Not let’s see how to implement the same network with Keras. But first thing first let’s install Keras. Well it can be install with regular Python package managers:

sudo pip install keras

Good! Now we can implement our network with Keras:

from tensorflow.examples.tutorials.mnist import input_data
mnist = input_data.read_data_sets("MNIST_data/", one_hot=True)

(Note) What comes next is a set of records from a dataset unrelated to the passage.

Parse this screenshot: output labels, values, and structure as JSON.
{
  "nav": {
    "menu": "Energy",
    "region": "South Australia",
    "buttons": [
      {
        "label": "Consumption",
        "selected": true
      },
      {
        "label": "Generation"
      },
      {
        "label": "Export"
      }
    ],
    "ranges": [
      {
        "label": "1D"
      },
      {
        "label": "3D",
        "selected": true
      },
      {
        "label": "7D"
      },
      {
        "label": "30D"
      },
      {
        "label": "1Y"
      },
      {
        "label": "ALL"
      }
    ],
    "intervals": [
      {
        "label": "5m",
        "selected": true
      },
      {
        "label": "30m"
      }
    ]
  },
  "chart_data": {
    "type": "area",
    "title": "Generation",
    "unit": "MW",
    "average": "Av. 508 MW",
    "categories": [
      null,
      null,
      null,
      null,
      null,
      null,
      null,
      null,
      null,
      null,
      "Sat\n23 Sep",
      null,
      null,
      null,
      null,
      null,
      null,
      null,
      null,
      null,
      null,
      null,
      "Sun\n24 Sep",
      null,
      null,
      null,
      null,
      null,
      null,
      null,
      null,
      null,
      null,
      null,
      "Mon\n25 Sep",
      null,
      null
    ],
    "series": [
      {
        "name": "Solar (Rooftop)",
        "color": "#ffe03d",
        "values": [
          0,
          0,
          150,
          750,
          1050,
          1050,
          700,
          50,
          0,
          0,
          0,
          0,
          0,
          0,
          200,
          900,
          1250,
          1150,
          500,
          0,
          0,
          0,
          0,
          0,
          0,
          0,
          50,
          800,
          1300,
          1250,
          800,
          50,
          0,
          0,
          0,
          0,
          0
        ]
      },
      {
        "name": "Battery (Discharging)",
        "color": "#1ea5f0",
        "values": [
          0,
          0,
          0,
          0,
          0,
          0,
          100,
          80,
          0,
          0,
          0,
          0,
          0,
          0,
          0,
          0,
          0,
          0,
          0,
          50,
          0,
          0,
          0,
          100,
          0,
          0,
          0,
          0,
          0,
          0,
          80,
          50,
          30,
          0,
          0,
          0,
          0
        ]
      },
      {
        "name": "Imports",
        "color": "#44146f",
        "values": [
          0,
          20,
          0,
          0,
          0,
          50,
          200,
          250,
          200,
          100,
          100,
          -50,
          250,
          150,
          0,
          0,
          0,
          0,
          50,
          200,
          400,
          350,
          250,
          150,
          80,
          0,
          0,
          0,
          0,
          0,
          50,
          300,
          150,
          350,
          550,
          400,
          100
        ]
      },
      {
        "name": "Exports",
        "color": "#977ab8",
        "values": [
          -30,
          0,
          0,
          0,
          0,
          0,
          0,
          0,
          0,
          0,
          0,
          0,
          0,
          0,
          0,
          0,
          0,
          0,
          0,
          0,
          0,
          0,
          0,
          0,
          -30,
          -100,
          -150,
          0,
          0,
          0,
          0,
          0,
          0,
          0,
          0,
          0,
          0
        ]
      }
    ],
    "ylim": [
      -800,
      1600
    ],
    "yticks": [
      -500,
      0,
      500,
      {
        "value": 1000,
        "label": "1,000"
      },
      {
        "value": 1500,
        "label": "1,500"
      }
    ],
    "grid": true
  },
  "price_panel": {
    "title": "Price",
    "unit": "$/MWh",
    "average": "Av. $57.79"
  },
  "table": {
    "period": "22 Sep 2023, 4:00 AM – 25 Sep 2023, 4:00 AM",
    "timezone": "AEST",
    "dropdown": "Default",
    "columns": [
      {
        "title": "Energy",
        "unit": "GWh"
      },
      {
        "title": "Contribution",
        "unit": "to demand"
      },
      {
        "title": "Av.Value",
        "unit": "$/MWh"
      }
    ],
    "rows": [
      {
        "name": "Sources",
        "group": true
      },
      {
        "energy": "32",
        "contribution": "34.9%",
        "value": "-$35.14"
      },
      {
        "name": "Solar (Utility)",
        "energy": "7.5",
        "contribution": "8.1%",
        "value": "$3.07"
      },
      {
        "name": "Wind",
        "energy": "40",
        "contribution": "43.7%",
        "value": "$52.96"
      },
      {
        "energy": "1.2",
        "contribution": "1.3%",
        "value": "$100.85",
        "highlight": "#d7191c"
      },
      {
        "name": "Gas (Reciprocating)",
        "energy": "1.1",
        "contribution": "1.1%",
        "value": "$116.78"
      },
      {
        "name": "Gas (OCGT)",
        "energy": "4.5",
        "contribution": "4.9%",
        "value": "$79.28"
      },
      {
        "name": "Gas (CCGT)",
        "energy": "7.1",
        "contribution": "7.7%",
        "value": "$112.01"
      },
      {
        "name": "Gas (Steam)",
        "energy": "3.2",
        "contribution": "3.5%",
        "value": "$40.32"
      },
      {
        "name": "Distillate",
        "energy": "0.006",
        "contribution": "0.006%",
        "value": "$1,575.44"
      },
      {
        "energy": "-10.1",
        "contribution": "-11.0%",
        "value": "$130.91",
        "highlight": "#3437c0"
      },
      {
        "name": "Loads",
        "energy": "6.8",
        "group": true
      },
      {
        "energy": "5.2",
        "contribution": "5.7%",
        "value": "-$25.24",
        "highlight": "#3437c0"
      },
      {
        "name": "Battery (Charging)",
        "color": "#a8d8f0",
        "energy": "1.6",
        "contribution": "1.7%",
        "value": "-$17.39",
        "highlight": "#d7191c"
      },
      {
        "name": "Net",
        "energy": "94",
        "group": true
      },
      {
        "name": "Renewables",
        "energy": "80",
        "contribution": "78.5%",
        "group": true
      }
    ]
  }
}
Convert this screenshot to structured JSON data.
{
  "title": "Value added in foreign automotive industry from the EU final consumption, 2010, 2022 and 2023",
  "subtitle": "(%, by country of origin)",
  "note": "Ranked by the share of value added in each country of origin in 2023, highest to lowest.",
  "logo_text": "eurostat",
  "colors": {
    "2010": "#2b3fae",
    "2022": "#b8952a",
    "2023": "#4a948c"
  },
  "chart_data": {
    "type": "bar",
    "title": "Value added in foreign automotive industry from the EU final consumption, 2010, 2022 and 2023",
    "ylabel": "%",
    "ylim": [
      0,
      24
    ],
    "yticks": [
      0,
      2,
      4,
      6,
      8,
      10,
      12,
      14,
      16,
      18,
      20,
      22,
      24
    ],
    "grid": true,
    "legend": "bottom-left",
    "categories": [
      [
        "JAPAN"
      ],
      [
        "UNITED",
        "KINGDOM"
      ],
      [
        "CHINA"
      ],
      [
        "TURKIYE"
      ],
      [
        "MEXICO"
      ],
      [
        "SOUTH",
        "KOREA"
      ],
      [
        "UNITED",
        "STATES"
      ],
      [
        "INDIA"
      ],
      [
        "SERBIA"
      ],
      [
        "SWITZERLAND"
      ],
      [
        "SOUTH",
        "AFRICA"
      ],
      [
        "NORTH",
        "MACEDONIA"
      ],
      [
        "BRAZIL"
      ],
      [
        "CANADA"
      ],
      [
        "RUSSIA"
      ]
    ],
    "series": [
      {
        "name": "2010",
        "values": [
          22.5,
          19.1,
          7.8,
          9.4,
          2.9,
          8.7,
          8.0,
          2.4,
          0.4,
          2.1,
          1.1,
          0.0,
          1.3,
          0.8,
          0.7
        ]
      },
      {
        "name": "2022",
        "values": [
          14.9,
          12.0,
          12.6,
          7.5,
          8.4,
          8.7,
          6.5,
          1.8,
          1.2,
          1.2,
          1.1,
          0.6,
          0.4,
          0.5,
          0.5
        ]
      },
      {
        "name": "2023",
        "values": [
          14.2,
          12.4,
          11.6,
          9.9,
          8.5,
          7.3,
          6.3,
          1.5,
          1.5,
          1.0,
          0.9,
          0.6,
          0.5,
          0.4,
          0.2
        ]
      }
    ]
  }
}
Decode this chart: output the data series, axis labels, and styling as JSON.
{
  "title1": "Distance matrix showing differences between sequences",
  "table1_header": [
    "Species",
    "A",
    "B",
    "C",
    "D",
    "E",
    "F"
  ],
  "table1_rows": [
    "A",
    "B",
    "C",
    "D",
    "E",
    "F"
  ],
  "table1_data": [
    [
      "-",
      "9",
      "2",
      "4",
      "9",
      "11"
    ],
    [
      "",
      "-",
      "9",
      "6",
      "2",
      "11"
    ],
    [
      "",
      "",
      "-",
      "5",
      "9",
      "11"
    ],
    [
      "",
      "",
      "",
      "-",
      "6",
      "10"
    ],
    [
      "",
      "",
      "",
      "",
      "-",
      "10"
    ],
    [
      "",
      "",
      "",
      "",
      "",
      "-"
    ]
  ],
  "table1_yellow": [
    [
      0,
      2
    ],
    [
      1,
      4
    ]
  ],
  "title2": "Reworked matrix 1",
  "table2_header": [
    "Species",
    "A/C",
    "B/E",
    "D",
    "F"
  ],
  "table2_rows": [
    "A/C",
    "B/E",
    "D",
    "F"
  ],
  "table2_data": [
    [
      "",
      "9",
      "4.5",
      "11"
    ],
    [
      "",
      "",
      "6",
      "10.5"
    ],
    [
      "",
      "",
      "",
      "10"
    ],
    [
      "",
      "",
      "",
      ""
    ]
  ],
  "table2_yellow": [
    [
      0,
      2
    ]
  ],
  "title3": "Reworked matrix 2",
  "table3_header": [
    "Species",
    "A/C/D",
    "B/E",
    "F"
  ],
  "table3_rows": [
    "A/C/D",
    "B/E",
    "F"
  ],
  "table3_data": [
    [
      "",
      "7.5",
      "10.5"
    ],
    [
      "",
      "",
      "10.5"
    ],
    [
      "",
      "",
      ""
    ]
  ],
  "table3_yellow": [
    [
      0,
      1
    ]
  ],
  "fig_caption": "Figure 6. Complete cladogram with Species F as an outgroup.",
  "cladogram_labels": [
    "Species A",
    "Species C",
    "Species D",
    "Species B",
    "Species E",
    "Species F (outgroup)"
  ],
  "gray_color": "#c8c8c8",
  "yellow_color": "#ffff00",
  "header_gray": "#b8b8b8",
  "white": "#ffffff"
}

from keras.models import Sequential
from keras.layers.core import Dense, Activation
from keras.optimizers import SGD

model = Sequential()
model.add(Dense(input_dim=784, output_dim=10))
model.add(Activation("softmax"))

sgd = SGD(lr=0.5, momentum=0.0, decay=0.0, nesterov=False)
model.compile(loss='categorical_crossentropy', optimizer=sgd, metrics=['accuracy'])

model.fit(mnist.train.images, mnist.train.labels, nb_epoch=1, batch_size=100)

loss_and_metrics = model.evaluate(mnist.test.images, mnist.test.labels)
print(loss_and_metrics[1]) # Accuracy

Here everything fits in less than 10 lines. Our simple network definition is only 3 lines of code and you can even choose to run it using Theano or Tensorflow just by changing a variable in Keras configuration.